When Will Smith first appears in Aladdin, he is his normal self ― or, at least, as normal as Will Smith can be while wearing a turban and plaid tunic and sporting a goatee with a bushy little knot dangling off his chin.
The next time we see him, once the movie has gone back in time and kicked into high gear, he is anything but normal. He pops out of a magical lamp as the hulking Genie, blue from head to toe in a torrent of CGI, replete with detailed six-pack, thick biceps and the same beard.
Apparently the Cave of Wonders, where Aladdin (Mena Massoud) finds him, has a state-of-the-art gym and half-decent salon? Pay no mind to the fact that the Genie had been been trapped in that lamp for thousands of years.
Even if you’re already gawked at the Aladdin trailers, seeing Smith in full-body blue is a disorienting experience ― the uncanny valley, blockbuster edition.
He has the same toothy smile and hearty inflections we’ve known for three decades. If you passed him on the street, you’d say, “Why is Will Smith painted blue?” And then you’d think, “Why is he bald except for one tightly woven ponytail held together by a gold clamp? And why is a blue person so damn jacked?”
Then you’d remember he’s playing the Genie, who is not really a person at all but rather a supernatural spirit with roots in the mythological Arabic creatures known as djinns, and the whole thing gets even more bewildering.
Blessedly, Smith does not stay blue for all of Aladdin. Once the Genie and Aladdin leave the cave, he sometimes disguises himself by looking like a regular guy, albeit with the same perfectly coifed ponytail and goatee. It’s in this shape-shifting human form that Smith shout-sings Prince Ali, a gaudy razzle-dazzle number that proves just how little director Guy Ritchie learned about staging musical sequences while married to Madonna.

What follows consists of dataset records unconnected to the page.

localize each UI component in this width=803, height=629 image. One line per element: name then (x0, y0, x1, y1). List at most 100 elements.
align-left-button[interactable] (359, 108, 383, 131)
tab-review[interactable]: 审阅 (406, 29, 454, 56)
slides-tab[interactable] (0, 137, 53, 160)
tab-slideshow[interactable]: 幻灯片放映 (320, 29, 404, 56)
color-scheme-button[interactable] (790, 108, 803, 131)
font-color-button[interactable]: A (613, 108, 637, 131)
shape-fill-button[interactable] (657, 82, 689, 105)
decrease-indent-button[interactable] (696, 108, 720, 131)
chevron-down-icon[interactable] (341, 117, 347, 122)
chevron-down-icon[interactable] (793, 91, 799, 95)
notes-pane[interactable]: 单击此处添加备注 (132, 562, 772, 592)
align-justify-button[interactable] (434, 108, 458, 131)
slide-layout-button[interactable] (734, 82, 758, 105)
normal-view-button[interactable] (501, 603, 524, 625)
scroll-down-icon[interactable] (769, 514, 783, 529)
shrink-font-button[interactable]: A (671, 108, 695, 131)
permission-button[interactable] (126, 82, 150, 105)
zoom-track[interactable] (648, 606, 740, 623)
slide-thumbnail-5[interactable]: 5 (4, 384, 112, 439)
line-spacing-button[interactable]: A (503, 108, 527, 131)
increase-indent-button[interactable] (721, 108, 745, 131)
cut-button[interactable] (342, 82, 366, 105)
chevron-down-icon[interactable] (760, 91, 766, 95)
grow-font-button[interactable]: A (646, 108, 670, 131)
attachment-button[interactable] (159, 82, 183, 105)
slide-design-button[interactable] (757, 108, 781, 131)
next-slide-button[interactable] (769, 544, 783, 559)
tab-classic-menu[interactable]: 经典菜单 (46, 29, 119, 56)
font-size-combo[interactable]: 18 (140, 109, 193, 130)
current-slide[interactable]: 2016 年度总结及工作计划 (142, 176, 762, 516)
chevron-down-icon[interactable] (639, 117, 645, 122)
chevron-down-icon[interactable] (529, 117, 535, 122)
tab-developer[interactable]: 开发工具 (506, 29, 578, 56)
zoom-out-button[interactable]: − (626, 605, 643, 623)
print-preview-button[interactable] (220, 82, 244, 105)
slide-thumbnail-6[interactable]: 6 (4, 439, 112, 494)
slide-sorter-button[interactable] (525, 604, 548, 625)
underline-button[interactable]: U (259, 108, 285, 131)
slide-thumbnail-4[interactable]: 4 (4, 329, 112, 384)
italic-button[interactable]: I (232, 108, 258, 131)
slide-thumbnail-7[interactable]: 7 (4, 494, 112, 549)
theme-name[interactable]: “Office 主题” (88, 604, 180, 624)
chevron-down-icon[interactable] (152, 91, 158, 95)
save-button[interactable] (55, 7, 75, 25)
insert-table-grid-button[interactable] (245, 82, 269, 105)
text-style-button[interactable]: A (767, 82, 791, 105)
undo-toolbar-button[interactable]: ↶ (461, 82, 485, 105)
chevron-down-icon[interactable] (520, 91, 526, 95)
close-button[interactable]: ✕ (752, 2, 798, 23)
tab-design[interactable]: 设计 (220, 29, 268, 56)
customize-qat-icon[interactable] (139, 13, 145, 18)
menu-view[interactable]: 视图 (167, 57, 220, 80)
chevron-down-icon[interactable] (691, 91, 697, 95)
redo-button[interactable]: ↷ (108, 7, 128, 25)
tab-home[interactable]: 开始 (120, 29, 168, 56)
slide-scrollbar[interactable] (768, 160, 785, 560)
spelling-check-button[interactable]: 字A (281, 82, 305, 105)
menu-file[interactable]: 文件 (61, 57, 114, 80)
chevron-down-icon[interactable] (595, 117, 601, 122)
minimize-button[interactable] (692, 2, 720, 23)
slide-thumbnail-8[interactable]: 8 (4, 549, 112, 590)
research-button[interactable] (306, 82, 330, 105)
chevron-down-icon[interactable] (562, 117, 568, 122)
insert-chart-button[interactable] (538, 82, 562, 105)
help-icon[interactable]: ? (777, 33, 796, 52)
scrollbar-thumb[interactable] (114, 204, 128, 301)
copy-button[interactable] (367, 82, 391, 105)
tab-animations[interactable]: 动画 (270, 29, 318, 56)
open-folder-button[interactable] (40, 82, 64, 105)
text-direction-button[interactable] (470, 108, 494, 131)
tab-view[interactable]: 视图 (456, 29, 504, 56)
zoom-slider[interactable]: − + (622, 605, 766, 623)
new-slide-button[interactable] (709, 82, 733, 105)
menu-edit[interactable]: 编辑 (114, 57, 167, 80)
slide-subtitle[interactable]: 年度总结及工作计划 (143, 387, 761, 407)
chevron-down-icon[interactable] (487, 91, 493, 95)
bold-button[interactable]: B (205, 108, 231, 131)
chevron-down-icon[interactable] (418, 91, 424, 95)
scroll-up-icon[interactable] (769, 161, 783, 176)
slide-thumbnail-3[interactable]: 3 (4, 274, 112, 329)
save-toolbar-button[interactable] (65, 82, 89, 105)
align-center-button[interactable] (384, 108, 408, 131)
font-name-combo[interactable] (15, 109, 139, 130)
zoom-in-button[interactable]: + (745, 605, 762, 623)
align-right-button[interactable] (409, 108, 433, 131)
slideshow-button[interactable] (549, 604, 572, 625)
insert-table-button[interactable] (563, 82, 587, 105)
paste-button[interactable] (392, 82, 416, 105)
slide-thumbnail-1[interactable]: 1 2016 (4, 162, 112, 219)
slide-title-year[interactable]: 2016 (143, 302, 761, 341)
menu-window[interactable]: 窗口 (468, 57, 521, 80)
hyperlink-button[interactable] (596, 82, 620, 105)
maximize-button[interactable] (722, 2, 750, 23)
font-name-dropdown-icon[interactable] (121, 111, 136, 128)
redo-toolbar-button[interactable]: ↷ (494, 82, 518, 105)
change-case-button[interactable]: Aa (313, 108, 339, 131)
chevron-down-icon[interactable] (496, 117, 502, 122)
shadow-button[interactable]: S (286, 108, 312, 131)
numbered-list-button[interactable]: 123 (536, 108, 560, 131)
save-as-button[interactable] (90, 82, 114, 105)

But when Smith is blue, he is so blue. Bluer than blue. I half expected him to lean forward and say, Miranda Priestly style, “It’s actually cerulean.”
Instead, we learn the Genie’s natural color is navy but living inside that lamp for so long paled him. As a humanoid with an A-list celebrity’s physiognomy, this blue and heavily biceped version of Smith does many unruly things, including but not limited to yoga poses, beatboxing, hula-hooping and sipping three-olive martinis. During the song Friend Like Me, the Genie multiplies into a slew of doppelgängers; they keep coming and coming. At one point, I counted at least 24 Genies in a single frame. The image is now seared into my brain, a hallucination from hell.
What did Smith do to deserve getting tangled up in blue? He dared to maintain his movie stardom in 2019, that’s what. He is no longer the pace-setting box-office draw he was from roughly 1995 (Bad Boys) through 2012 (Men in Black 3), but he’s trying his hardest to keep up with Hollywood’s franchise inundation. There was 2016′s limp Suicide Squad, and now we have Aladdin and a long-gestating Bad Boys threequel. We had to know he’d eventually go the way of many contemporary actors: cloaked in a superhero getup or else digitized into oblivion.
But Smith’s physique isn’t obscured like most motion-capture performances. You can look at the alienesque tavern matron Maz Kanata in Star Wars and have no idea know it’s Lupita Nyong’o. The same goes for Zoe Saldana in Avatar, Benedict Cumberbatch in The Hobbit and Andy Serkis in Lord of the Rings. In Aladdin, we get something more disarming than a proper transformation: blueface. There are no creative liberties applied to Smith’s appearance, other than pumping up his muscles and keeping his hips at a constant wiggle. In a word, it’s bizarre.
What made the animated Genie in the 1992 Aladdin so beguiling was his comically large eyes and protruding belly, complemented by Robin Williams’ kaleidoscopic vocal riffs. Smith, by comparison, has far too civilized a presence to justify the wonky aesthetics he’s been saddled with here, and he can’t stretch his timbre enough to capture even half of Williams’ mania. The CGI tries to do the work for him, and Smith winds up looking lost, at times unsure where to direct his eyes or how feverishly to project his energy. It’s a mind-boggling way to use one of Hollywood’s most charming warhorses.
I asked Disney to let me speak to Smith or a visual effects editor who could detail the Genie’s creation, but that was a no-go. All I have left ― spoiler alert for those who somehow have never seen the original Aladdin ― is the image of our title hero liberating the Genie at the film’s end. The Genie morphs back into regular ol’ Will Smith, as if he is being freed from the shackles of bluedom, off to make Bright 2 opposite Joel Edgerton, who will spend the movie covered in ― what else? ― grayish blue goblin makeup.
Aladdin is out in UK cinemas on Friday 24 May.